На меня уставились четыре удивленных глаза. Я даже не дернулся, терпеливо дожидаясь ответа.
– Ну... давай, Орехов... спрашивай.
– Есть у меня одна идея, как систематизировать борьбу с антисоветчиками, но она потребует, думаю, выхода на уровень Политбюро ЦК КПСС и перемены законодательства, – полковник заметно посуровел, и я торопливо добавил: – Поэтому и не стал включать эту идею в план, думал после праздников записаться к вам на прием, чтобы посоветоваться. Но могу и сейчас всё изложить.
Денисов на секунду задумался, и я понимал его колебания. Возможность отложить серьезный разговор до начала новой рабочей недели была очень заманчивой. Ведь одно дело – отправить пару старлеев топтать башмаки в бесполезной слежке, и совсем другое – выслушивать от тех же старлеев некие идеи, которые могут серьезно загрузить мозг. Напрягаться самому накануне праздников никогда не нравилось начальству. И я был бы признателен Денисову, если бы он принял разумное решение – идите с Богом, подчиненные, а ты, Орехов, с утра во вторник рысью ко мне в кабинет, помощника я предупрежу.

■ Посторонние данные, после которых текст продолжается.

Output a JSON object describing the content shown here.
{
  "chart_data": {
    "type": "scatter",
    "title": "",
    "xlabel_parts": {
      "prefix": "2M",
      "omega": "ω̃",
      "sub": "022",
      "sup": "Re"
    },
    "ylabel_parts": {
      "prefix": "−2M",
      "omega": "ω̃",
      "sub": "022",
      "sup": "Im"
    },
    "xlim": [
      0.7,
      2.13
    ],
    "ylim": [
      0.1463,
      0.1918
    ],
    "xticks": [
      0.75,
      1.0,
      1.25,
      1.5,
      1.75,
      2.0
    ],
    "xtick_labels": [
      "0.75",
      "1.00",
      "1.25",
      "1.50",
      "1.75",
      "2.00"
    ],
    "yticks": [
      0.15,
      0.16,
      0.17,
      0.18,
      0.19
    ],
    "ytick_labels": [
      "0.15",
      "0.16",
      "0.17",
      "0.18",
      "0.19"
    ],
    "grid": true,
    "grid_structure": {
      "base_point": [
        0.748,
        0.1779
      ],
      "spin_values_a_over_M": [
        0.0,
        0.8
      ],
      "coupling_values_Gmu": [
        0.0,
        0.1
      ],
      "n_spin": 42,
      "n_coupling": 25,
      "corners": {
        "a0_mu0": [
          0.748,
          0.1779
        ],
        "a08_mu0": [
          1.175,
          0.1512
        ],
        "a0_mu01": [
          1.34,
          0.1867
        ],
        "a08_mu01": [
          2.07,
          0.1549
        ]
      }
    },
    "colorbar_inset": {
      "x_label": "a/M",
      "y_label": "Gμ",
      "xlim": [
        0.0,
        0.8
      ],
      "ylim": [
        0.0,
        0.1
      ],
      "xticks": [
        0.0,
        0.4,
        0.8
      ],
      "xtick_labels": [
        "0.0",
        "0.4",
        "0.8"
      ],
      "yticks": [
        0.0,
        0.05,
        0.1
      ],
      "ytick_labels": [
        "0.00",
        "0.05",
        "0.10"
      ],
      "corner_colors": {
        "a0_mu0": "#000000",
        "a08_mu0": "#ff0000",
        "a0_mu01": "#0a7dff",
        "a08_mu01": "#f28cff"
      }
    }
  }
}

С другой стороны, если моя мысль окажется очень нужной и полезной для нашего общего дела, а товарищ полковник отложит её обсуждение из-за какого-то Нового года, и об этом узнает тот же товарищ генерал-майор... пенсия в ближайшее время, несмотря на возраст, гарантирована. Или досиживание до той же пенсии в первом отделе Богом забытого НИИ – и хорошо, если НИИ будет московским. В общем, разумное решение не всегда верное, особенно в организации, в которой все от зеленых новичков до седоволосых ветеранов плаща и кинжала обязаны знать не только то, что до них доводят, но и всё, что может даже в теории иметь отношение к делу.
Денисов не был новичком в органах, поэтому он всего через секунду отверг разумную альтернативу и выбрал верное решение.
– Говори сейчас, Орехов, чего время тянуть, – процедил он.
Взгляд у него при этом был очень недобрым. Скорее всего, начальник теперь затаит на меня обиду, а это может аукнуться чем угодно – от внезапной командировки на Крайний Север месяцев на шесть для передачи опыта до перманентной слежки за скучным инженером, у которого вся радость жизни заключается в ежегодном выезде с любимой гитарой на Грушинский фестиваль. [1]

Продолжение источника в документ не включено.